Последнее лорд выдал торопливо, словно смущаясь, а Михель и вовсе покраснел. Александрине стало любопытно, что же такое интересное положено к женскому мундиру? Не возражая, девушка последовала за ординарцем, но едва за ними закрылась дверь в кабинет лорда, честно предупредила:
– Снова будете кружить по коридорам, и Ваши сны станут кошмарами на ближайший год.
Молодой человек содрогнулся и вывел ее из здания-ловушки самым коротким путем.
Коляски с гербом Школы уже не было. Вместо нее стоял довольно обшарпанный экипаж, похожий на почтовые кареты, которыми Лина прежде ездила в поместье на каникулы. Ее усадили внутрь и дали краткие инструкции:
– Госпожа Роден, лорд Кавендиш желает скрыть Вашу службу в Школе для юных леди, поэтому предлагает Вам сказать, что Вы приехали из провинции. Скажете, что служили там в частном пансионе мадам Сорго, преподавали этикет и рукоделие.
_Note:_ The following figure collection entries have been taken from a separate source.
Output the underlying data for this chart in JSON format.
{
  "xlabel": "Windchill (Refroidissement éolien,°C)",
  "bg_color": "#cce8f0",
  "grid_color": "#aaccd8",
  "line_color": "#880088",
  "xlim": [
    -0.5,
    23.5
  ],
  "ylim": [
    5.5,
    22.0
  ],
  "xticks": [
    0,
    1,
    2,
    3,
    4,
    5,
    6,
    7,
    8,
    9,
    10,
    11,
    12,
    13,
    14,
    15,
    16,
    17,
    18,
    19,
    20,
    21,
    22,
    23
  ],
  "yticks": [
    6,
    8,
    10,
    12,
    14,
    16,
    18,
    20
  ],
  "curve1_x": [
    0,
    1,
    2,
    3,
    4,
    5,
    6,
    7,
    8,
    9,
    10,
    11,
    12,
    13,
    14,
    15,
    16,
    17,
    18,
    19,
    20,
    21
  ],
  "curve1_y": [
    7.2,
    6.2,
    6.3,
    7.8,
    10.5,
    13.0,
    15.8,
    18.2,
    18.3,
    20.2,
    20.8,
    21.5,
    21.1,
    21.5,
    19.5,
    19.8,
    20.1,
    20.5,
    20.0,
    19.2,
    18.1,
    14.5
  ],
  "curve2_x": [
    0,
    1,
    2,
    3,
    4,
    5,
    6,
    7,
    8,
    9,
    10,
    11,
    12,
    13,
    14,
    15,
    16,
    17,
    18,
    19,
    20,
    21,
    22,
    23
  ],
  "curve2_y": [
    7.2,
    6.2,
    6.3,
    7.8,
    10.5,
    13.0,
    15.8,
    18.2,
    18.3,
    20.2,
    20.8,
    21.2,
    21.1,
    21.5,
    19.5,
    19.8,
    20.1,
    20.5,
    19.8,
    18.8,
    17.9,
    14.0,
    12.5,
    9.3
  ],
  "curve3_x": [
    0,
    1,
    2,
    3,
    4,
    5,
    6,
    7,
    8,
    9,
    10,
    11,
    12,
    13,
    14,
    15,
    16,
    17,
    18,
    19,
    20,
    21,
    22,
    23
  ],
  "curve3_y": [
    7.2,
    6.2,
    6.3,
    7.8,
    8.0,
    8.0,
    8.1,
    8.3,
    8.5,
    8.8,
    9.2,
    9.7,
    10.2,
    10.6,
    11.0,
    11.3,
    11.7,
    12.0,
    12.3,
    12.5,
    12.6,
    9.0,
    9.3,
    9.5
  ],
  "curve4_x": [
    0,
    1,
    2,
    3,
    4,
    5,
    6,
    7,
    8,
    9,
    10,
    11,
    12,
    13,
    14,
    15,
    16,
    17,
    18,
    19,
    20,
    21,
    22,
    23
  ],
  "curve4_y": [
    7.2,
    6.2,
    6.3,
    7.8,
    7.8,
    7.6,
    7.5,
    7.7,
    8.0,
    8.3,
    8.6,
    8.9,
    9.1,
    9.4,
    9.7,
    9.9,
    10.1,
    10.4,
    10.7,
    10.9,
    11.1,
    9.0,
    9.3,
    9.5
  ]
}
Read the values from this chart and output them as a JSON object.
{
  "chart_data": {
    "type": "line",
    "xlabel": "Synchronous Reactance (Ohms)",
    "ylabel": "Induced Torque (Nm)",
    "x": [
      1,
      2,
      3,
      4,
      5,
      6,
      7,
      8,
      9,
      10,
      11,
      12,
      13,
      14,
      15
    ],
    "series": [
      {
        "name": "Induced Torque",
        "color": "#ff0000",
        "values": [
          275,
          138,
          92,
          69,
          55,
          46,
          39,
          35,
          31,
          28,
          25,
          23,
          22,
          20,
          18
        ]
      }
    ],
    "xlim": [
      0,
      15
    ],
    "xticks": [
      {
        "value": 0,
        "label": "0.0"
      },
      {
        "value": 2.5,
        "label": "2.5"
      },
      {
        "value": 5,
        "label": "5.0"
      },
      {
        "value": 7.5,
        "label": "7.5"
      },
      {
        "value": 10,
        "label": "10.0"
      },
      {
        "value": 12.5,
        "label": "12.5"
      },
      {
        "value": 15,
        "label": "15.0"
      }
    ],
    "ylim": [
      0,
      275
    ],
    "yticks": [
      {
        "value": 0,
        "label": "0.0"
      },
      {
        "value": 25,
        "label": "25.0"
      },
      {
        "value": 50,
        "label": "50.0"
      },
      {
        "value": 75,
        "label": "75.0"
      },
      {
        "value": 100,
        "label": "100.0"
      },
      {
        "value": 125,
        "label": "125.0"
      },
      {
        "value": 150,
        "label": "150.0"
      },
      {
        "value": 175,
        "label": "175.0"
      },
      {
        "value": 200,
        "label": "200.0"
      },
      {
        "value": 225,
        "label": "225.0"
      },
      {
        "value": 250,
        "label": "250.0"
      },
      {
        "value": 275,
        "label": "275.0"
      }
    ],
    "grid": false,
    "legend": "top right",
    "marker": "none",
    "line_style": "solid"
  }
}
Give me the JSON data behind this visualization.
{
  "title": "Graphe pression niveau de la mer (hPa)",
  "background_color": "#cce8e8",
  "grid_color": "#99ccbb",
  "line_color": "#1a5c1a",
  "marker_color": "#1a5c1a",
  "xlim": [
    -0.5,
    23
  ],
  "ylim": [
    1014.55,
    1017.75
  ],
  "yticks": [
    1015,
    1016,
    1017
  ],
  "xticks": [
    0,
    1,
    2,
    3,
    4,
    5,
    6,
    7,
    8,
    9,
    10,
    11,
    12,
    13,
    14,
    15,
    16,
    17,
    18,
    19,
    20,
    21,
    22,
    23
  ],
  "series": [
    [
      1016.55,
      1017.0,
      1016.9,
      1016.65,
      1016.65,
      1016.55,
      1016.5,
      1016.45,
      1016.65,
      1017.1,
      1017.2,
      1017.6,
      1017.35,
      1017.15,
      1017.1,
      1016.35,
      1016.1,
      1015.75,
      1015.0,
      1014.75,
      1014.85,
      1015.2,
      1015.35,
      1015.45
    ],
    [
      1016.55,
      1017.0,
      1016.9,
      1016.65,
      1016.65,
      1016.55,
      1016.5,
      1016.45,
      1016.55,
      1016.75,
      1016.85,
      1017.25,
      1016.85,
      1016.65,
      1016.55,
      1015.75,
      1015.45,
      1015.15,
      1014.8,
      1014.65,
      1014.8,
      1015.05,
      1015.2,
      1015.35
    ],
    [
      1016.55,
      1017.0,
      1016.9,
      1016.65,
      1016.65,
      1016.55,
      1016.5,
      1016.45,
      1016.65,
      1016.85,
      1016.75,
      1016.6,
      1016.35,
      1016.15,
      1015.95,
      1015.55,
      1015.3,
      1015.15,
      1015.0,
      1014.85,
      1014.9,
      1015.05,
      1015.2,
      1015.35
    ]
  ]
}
– Я очень плохо вышиваю, – с улыбкой ответила на это девушка, – а в Корпусе меня знают, ведь я часто сопровождала девочек на совместные балы.
– В Кадетском Корпусе Вас никто не попросит вышивать, – уверил ее Михель. – И, думаю, Вас никто не вспомнит, поскольку на таких балах принято пользоваться легким мороком.
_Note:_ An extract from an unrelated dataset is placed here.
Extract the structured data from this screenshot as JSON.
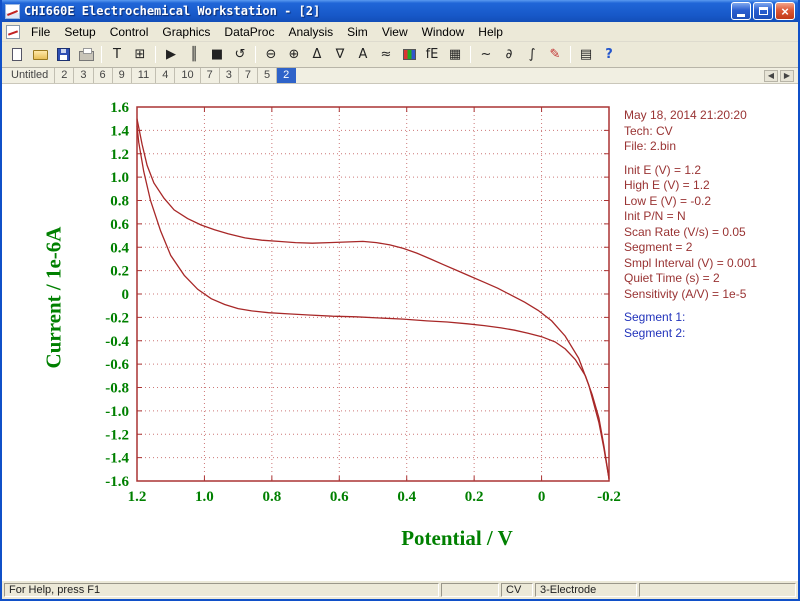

Александрина нахмурилась на мгновение, припомнив, что директриса лично прикалывала каждой воспитаннице розетку в цветах Школы. Сопровождающим такое украшение тоже полагалось. Странно, что она не заметила маскирующих чар.
– Для чего это делается? – удивилась она.
– Во избежание некоторых… недоразумений, которые случались раньше. Молодые люди склонны увлекаться…внешним, не учитывая интересы рода, карьеры или простой осторожности.
Лина на миг задумалась и поняла, что в чем-то согласна с директрисой. Для юного впечатлительного сердца встреч раз в месяц вполне достаточно, чтобы потерять голову, наделать глупостей, о которых придется сожалеть всю жизнь. Помнится, она удивлялась во время учебы, почему на балу каждый раз танцуют другие кавалеры. Потом это забылось, навалились собственные проблемы, а преподаватели не имеют привычки рассматривать «чужих» детей, когда нужен пригляд за своими.
– Значит, я для всех буду незнакомкой? Это радует, – улыбнулась девушка.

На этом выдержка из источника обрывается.